Does it make sense for this base implementation to be in a different file than the TimeStamp class implementation?

@@ +190,5 @@
> +                          &TimeIncrement,
> +                          &TimeAdjustmentDisabled);
> +
> +  // 100ns resolution
> +  PRInt64 TicksPerGetTickCountResolution = 

style nit: locals shouldn't start with capital letters

@@ +223,5 @@
> +  LARGE_INTEGER pc;
> +  ULONG processor1 = 0, processor2 = 0;
> +  do {
> +    // This is cheap check of the core we read QPC value on ; it is not 100%
> +    // reliable but gives better performance then using SetThreadAffinityMask

How did you test SetTHreadAffinityMask? Did you ask it to switch the thread to its current processor or did you force it to processor 0?

@@ +249,5 @@
> +}
> +
> +// Return calibrated GTC and QPC values in [mt].  Calibration means we read
> +// QPC value right after GTC has been increased for its interval.  This gives
> +// the best didfference of QPC and GTC value.

nit: difference

@@ +272,5 @@
> +
> +  // 10 total trials is arbitrary: what we're trying to avoid by
> +  // looping is getting unlucky and being interrupted by a context
> +  // switch or signal, or being bitten by paging/cache effects
> +  for (int i = 0; minres != 0 && i < 9; ++i) {

Seems like this should be a named constant

@@ +279,5 @@
> +
> +    PRUint64 candidate = (end - start);
> +    if (candidate < minres)
> +      minres = candidate;
> +  }

Should this be a do...while loop?

@@ +309,5 @@
> +{
> +  if (sResolution)
> +    return;
> +
> +  sResolution = sInstance->ResolutionNs();

Is this code threadsafe? Does it need to be?

@@ +354,5 @@
> +    TimeStamp::Shutdown();
> +  }
> +};
> +
> +static TimeStampInitialization initOnce;

Static constructors are strongly frowned upon (perhaps even forbidden) since they hurt startup performance. Is there a way to avoid this?

@@ +399,5 @@
> +    // NtGetCurrentProcessorNumber is not available on Windows XP.  
> +    // Let's fall back to use only core 0 when accessing
> +    // QueryPerformanceCounter. QueryPerformanceCounter implementation on 
> +    // XP is already quit slow, using SetThreadAffinityMask then doesn't
> +    // impact relative prerformance significantly.
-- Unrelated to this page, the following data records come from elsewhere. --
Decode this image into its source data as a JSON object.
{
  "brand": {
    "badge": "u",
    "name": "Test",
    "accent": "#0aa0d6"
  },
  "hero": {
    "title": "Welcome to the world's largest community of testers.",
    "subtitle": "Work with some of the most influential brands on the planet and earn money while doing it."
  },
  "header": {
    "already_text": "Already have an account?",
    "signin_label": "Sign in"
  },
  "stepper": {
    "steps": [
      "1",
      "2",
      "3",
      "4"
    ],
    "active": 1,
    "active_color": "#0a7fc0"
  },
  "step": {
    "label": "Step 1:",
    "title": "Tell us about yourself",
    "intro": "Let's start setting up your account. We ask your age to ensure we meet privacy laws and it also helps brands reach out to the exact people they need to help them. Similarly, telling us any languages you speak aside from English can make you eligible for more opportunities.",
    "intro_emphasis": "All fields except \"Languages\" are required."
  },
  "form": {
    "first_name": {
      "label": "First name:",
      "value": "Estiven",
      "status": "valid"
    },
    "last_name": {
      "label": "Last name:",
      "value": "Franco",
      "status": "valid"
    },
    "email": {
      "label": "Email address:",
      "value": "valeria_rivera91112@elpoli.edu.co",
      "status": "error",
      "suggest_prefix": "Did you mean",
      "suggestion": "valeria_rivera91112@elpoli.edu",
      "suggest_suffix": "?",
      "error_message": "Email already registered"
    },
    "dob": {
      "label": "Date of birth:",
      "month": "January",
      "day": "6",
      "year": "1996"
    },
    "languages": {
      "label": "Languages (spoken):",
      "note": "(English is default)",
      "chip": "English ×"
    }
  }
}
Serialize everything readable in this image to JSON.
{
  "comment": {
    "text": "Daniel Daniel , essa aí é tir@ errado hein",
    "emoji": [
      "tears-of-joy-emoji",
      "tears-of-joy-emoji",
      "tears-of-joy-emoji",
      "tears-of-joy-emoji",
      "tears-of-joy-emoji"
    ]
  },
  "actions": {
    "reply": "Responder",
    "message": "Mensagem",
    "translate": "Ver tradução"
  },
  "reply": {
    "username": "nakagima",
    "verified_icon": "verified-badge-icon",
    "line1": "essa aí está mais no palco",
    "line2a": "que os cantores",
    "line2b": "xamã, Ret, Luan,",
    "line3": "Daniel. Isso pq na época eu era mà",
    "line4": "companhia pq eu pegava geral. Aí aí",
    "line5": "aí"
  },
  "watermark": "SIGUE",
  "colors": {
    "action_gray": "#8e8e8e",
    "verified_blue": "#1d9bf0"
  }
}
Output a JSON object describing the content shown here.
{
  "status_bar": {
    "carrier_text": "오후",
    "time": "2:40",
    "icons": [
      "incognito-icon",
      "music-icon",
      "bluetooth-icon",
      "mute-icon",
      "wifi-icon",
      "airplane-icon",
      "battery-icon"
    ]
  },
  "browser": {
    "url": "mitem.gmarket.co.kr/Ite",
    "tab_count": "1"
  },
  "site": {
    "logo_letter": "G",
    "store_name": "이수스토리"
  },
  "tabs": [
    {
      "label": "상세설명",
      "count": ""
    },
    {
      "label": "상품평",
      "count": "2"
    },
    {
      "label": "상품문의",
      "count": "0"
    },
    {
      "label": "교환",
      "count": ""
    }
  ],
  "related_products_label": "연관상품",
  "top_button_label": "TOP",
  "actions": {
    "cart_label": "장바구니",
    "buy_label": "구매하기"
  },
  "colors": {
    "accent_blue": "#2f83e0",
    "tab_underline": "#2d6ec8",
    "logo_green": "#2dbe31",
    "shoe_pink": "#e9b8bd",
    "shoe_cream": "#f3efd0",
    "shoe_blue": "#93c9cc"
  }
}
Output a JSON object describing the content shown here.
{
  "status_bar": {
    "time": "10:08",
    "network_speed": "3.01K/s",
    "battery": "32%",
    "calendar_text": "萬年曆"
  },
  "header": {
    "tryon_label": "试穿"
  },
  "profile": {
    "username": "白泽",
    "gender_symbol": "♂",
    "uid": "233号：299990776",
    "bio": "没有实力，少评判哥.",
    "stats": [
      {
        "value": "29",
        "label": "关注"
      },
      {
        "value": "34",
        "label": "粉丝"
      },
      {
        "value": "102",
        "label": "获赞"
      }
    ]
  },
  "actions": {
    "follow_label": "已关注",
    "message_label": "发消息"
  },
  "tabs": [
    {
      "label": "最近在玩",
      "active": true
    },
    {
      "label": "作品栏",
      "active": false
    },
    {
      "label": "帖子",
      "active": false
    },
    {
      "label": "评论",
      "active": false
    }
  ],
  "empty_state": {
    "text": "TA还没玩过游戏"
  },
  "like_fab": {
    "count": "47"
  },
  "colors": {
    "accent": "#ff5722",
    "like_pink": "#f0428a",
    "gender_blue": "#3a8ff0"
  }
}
Since we're using an undocumented API, does it make sense to also assert and/or log if we hit this path and are not on vista+?

::: xpcom/ds/TimeStamp_windows.h
@@ +98,5 @@
> + * can be used as an end-class or as a base class for QueryPerformanceCounter 
> + * individual implementations ; see derivations bellow.
> + * ----------------------------------------------------------------------------
> + */
> +class TimeStamp_windows_base {

Mozilla style is to not use _ in class names. Something like TimeStampWindowsBase would be good.

@@ +319,5 @@
> +  /**
> +   * Skews betweeen QueryPerformanceCounter and GetTickCount on each processor.
> +   * Kept in [mt].
> +   */
> +  PRInt64  mSkew[64];

64 comes from...?

::: xpcom/ds/TimeStamp_windows_1P.cpp
@@ +52,5 @@
> +TimeStamp_windows_QPC_1P::TimeStamp_windows_QPC_1P(PRUint64 frequency, 
> +                                                   bool affinity)
> +  : TimeStamp_windows_QPC(frequency)
> +  , mForceAffinity(affinity)
> +  , mSkewMask(0)

use false instead of 0

@@ +69,5 @@
> +  PRUint64 result;
> +
> +  EnterCriticalSection(&mTimeStampLock);
> +
> +  DWORD_PTR prevMask = 0;

use NULL instead of 0

@@ +70,5 @@
> +
> +  EnterCriticalSection(&mTimeStampLock);
> +
> +  DWORD_PTR prevMask = 0;
> +  HANDLE thread = NULL;

use INVALID_HANDLE (or INVALID_HANDLE_VALUE...I forget which one works) instead of NULL

@@ +77,5 @@
> +    prevMask = ::SetThreadAffinityMask(thread, 1);
> +  }
> +
> +  PRUint64 TC;
> +  PRUint64 PC;

can you call these gtc & qpc? makes it much clearer what they mean

::: xpcom/ds/TimeStamp_windows_MP.cpp
@@ +64,5 @@
> +//
> +// The result is in ticks of the Performance Counter, adjusted
> +// not to significantly deviate from GetTickCount and be monotonic.
> +// Retun value translated to ms will be in interval
> +// <GetTickCount - 2 * ~15.6, GetTickCount + 2 * 16>

Can you use the formal mathematical interval notation to indicate the precise limits? i.e. use [] and () instead of <>
Comment 25 Honza Bambas (:mayhemer) 2011-09-28 06:35:10 PDT
(In reply to Rob Arnold [:robarnold] from comment #24)
> Comment on attachment 559769 [details] [diff] [review] [diff] [details] [review]
> v1.1
> 
> Review of attachment 559769 [details] [diff] [review] [diff] [details] [review]:
> -----------------------------------------------------------------
> 
> I haven't gone through everything - this code is still tricky to read but
> that could just be the complexity of the problem.
> 
> ::: xpcom/ds/TimeStamp_windows.cpp
> @@ +79,5 @@
> > +// ----------------------------------------------------------------------------
> > +// GetTickCount shared code
> > +// ----------------------------------------------------------------------------
> > +
> > +TimeStamp_windows_base::TimeStamp_windows_base()
> 
> Does it make sense for this base implementation to be in a different file
> than the TimeStamp class implementation?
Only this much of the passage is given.